SNX1 inhibits human ovarian cancer progression via regulation of the cell cycle, apoptosis and migration.

Sorting nexin 1 (SNX1), a member of the sorting nexin family, has been implicated in various cellular processes, yet its role in ovarian cancer (OV) remains poorly characterized. In this study, we systematically investigated the expression pattern, prognostic relevance and functional impact of SNX1 in OV. Bioinformatics analysis revealed that SNX1 is significantly downregulated in OV tissues, and its low expression is associated with poor overall and progression-free survival. Gene set enrichment analysis indicated that SNX1 downregulation is linked to activation of cancer-related pathways, including p53 signaling, PI3K/AKT signaling, and cell cycle-associated programs such as E2F targets and G2/M checkpoint.
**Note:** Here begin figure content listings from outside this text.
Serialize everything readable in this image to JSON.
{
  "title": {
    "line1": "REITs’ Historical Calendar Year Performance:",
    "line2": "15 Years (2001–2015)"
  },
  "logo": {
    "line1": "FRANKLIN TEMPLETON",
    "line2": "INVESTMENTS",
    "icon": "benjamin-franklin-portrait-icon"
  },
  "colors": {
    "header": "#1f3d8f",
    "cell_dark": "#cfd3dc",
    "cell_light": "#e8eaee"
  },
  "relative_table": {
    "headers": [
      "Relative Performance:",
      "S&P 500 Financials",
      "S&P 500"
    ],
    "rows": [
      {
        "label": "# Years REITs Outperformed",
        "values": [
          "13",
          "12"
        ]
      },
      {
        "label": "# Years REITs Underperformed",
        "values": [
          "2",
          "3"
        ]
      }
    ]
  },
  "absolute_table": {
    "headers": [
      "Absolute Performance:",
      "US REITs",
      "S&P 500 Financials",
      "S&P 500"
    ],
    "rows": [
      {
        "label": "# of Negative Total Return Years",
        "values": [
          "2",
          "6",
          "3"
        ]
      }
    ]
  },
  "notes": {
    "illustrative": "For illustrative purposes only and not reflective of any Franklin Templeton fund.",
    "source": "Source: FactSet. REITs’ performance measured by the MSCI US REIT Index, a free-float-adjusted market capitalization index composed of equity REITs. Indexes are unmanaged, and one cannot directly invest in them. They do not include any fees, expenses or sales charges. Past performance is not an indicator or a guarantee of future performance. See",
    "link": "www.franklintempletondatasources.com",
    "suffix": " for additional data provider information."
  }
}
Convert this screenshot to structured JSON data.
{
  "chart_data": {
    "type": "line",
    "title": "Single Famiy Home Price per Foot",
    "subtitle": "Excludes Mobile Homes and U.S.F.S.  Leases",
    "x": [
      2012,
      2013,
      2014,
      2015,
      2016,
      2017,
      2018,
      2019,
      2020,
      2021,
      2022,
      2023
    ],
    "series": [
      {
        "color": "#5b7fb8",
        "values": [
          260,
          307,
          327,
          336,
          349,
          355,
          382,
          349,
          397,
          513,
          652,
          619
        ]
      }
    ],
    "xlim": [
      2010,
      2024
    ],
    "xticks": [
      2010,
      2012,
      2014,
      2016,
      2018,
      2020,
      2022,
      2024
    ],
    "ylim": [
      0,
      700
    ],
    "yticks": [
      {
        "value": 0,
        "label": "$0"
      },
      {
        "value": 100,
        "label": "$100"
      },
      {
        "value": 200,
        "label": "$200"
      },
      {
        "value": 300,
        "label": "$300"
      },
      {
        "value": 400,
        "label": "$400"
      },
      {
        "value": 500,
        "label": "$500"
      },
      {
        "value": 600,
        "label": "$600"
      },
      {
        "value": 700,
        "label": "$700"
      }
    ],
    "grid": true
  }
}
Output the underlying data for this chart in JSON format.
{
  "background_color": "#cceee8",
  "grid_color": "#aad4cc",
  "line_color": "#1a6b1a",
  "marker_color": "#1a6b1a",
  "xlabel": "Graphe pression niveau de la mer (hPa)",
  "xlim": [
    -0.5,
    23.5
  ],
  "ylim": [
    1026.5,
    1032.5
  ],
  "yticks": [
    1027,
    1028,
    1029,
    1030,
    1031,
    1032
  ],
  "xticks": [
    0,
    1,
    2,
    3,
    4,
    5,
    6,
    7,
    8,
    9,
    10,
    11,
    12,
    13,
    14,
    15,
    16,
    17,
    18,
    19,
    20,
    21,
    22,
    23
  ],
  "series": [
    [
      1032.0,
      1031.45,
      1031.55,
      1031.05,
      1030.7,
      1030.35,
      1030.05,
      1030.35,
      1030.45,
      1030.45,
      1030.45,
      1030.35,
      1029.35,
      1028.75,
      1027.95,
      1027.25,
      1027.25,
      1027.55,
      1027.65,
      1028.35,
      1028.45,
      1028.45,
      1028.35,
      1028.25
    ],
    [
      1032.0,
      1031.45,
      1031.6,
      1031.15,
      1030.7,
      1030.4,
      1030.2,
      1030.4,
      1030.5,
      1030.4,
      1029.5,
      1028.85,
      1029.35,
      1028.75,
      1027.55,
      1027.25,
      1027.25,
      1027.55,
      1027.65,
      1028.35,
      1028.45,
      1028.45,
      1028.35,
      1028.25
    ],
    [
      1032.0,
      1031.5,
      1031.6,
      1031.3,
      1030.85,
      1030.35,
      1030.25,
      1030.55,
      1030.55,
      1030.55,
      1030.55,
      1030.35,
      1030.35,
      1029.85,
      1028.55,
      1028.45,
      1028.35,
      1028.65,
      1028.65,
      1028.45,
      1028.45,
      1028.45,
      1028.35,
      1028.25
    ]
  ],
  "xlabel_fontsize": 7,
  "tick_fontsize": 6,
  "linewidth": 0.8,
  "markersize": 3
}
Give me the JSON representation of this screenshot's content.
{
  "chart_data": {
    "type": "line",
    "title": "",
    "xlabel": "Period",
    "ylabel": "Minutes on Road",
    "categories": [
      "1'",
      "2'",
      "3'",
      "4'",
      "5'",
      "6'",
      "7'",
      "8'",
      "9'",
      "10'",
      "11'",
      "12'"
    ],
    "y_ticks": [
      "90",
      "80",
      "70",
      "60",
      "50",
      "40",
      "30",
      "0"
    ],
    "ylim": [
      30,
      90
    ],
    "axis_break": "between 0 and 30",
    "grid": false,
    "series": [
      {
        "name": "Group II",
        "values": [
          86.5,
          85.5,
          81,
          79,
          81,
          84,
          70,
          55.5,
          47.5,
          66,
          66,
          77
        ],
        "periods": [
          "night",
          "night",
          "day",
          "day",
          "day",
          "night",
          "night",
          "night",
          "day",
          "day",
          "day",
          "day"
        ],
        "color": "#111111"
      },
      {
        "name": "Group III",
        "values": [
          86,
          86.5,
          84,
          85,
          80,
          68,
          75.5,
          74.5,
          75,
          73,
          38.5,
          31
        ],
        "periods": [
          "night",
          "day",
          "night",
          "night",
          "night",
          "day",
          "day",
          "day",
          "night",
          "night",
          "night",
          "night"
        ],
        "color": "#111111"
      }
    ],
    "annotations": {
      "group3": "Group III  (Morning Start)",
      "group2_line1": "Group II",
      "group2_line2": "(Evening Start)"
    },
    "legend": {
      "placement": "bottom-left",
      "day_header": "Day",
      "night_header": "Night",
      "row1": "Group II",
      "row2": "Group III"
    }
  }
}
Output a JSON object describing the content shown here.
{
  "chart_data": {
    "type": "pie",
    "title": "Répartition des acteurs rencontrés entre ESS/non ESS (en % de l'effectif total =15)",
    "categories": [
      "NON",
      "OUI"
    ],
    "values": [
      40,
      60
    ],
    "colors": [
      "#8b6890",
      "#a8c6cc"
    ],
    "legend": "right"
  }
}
Functionally, SNX1 overexpression inhibited OV cell proliferation, blocked G1/S transition (with downregulation of E2F1, CDK2, CDK6, and cyclin D1), promoted apoptosis, and suppressed cell migration by modulating EMT markers (upregulating E-cadherin; downregulating N-cadherin, vimentin, Snail1, and β-catenin). Drug sensitivity analysis demonstrated a synergistic anti-tumor effect between SNX1 overexpression and paclitaxel treatment. Collectively, our findings identify SNX1 as a tumor suppressor and potential therapeutic target in OV, functioning through regulation of cell cycle, apoptosis and migration.